How to run a creative workshop

Workshops are a great way to collaborate and solve complex problems together - here are a few tips for facilitating

Ghyston
Ghyston

At Ghyston, we tend not to have meetings. You know the ones – the sort that take 3 times as long as scheduled and conclude 3 times less than you planned. We prefer to go to the extremes - strictly short stand-ups and long intensive workshops.

  • In stand-ups everyone on a team briefly says what they are working on today and if collaboration may help them.
  • In workshops a whole team works on specific problems holistically – and give equal space to all proposed solutions.

In a workshop, a facilitator facilitates and participants participate. They are active and creatively challenging. Guaranteed to give you better perspective by the time it’s over. The job of the facilitator is to have all the right questions but none of the answers, to fully write it up afterwards, and make sure everyone feels empowered to input, discuss and evaluate. Alison Coward discusses these in her book 'Effective Workshops' - see a video on the Bracket Creative website.

We use many different exercises and techniques to unlock creativity and draw out insights from the team. This produces unequivocally better solutions, because ideas don’t happen at your desk, and design doesn't happen alone. It happens by collaboration, bringing out each other’s skill sets and enhancing ideas. Whilst allowing a safe space to explore any idea, workshops also help to make sense of the creativity overload and then bring it all back into pragmatic decisions. A few tips from the front line:

  • Set at least some parameters (surprisingly this is when we are most creative) but get everyone's agreement on those parameters and if you don't get that agreement - change them.
  • Try not talking for a while. As a facilitator, don't be afraid of losing your audience, try silence once in a while and let the discussion/exercise flow. Like in interviews, the best insights often come when someone fills the silence with a clarification or a deliberation.
  • Stop yourself whenever you are bringing your own ideas to the table. The net value of the workshop will increase if you bring nothing! You will have thoughts and opinions, of course. If someone says something you hadn't thought about at all - stop a second and take it in, and then ask the group to elaborate on it.

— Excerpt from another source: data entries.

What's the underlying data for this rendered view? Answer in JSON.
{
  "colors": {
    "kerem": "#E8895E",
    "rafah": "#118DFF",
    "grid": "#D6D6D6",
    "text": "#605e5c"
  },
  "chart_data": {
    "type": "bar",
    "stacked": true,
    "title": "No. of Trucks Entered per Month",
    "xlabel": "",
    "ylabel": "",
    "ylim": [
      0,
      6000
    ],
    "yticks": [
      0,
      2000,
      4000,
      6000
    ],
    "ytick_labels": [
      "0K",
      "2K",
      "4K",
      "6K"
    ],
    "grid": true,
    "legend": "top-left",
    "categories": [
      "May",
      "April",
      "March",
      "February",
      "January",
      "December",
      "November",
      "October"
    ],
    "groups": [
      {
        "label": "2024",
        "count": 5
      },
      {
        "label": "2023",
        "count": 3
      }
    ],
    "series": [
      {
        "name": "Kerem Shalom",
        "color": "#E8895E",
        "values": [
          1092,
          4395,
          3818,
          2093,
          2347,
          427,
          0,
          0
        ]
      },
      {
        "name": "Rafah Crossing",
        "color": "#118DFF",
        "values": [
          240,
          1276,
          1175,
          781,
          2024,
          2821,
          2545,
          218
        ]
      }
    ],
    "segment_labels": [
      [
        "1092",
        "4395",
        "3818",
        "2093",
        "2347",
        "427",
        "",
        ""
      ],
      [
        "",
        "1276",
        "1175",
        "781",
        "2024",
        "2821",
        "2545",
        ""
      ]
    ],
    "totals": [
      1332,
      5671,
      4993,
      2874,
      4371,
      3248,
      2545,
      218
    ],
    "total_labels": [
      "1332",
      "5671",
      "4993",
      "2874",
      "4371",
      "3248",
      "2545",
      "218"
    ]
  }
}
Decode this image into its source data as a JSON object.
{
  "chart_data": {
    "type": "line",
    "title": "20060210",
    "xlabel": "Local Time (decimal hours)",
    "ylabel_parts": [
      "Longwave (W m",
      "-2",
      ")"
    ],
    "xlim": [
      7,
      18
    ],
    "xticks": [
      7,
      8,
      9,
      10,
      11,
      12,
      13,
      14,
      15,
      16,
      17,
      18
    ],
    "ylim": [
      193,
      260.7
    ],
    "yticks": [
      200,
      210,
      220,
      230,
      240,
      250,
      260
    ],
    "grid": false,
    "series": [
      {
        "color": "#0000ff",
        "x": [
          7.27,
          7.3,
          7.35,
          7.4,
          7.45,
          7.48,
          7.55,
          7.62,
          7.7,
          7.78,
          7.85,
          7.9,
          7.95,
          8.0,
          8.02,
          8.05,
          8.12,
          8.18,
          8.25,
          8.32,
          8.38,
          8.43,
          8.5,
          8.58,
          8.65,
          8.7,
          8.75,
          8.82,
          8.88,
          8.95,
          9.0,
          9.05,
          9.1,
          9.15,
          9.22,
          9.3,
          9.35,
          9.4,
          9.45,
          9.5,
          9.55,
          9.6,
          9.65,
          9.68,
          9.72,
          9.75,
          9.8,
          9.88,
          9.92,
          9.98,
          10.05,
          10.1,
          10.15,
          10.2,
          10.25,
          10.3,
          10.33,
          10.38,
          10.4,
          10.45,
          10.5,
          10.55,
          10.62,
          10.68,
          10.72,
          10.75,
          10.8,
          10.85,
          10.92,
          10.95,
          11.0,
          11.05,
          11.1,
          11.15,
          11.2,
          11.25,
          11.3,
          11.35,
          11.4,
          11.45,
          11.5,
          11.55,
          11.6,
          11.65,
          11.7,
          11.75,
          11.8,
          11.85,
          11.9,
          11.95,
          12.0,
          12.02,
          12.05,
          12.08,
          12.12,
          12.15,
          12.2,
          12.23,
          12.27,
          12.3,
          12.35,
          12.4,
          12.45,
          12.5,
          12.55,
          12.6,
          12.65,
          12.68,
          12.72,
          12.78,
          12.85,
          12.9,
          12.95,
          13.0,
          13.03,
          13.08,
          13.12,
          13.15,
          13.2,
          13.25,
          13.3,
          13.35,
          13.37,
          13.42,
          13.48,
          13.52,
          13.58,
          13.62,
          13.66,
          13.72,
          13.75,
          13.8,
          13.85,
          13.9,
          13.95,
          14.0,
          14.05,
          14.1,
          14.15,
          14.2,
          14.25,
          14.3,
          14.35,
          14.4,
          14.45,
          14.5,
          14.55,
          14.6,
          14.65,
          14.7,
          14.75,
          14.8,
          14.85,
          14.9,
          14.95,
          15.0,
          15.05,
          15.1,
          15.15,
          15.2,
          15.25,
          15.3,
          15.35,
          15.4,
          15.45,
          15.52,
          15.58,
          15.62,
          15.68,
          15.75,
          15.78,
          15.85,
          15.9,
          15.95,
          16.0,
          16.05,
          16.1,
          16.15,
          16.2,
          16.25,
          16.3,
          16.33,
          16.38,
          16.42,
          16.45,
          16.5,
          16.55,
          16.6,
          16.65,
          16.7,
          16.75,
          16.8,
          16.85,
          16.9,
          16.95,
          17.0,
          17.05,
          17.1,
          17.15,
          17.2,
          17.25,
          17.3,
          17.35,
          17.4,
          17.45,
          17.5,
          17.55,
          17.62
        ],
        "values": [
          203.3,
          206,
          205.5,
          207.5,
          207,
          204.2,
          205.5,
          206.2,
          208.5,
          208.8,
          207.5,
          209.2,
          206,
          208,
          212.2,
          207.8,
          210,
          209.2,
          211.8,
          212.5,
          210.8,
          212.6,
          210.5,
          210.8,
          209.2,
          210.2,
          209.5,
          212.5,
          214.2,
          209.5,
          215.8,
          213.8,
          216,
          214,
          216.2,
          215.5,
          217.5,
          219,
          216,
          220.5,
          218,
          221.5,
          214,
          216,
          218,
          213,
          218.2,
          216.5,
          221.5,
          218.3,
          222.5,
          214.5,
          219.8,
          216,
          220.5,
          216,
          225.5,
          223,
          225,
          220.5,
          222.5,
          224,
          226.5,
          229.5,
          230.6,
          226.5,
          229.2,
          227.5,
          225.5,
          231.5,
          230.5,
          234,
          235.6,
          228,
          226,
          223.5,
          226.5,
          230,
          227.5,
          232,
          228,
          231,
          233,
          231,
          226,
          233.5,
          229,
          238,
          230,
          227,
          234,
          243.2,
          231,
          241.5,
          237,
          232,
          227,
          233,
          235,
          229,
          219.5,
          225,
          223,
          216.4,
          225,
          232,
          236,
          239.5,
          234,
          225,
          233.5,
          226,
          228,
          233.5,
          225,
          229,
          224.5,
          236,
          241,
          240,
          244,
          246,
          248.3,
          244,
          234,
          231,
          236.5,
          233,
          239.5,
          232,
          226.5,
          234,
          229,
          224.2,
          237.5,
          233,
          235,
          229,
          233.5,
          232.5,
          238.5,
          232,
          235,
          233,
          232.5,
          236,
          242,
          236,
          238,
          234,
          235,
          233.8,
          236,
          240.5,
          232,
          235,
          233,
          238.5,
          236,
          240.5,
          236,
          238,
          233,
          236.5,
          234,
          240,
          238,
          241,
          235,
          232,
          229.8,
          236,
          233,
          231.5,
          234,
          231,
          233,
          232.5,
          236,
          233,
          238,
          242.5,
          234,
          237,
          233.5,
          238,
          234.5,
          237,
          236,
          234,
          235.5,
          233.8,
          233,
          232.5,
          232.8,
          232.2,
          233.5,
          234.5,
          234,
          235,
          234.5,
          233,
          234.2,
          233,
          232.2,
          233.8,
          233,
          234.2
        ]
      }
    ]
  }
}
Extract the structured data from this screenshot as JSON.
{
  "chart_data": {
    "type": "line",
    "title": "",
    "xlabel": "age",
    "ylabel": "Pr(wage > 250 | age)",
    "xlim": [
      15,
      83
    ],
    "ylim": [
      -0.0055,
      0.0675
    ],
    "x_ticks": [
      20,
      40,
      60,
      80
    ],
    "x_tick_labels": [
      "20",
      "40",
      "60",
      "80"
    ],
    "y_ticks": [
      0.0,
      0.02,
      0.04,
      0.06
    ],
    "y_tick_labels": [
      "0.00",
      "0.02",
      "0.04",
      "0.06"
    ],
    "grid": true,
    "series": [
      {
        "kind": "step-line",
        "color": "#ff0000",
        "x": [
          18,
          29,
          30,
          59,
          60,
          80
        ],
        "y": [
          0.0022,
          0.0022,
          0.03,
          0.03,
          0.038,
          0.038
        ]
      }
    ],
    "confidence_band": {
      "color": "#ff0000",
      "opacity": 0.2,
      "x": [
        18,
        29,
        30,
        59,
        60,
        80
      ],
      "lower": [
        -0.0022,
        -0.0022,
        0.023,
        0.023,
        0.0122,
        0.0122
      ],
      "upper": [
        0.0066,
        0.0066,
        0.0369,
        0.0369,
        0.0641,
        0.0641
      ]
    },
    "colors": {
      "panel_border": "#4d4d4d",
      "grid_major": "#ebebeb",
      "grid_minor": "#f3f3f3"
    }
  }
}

We run workshops at any stage of a project. Near the beginning we may do less solution design, and more problem-framing. It is imperative that we tackle the right problems – and this means defining them properly. You’d be surprised at how much this reveals. Throughout a project we’ll take one large area of functionality or one concept and focus on just that, often for a whole day or two. Depending on the project, we may run workshops focussing on a feature roadmap, technical design, UI design, or retrospectives on how we are working together. Whatever the focus, they are fun, challenging, effective, and will inspire you to run your meetings this way too.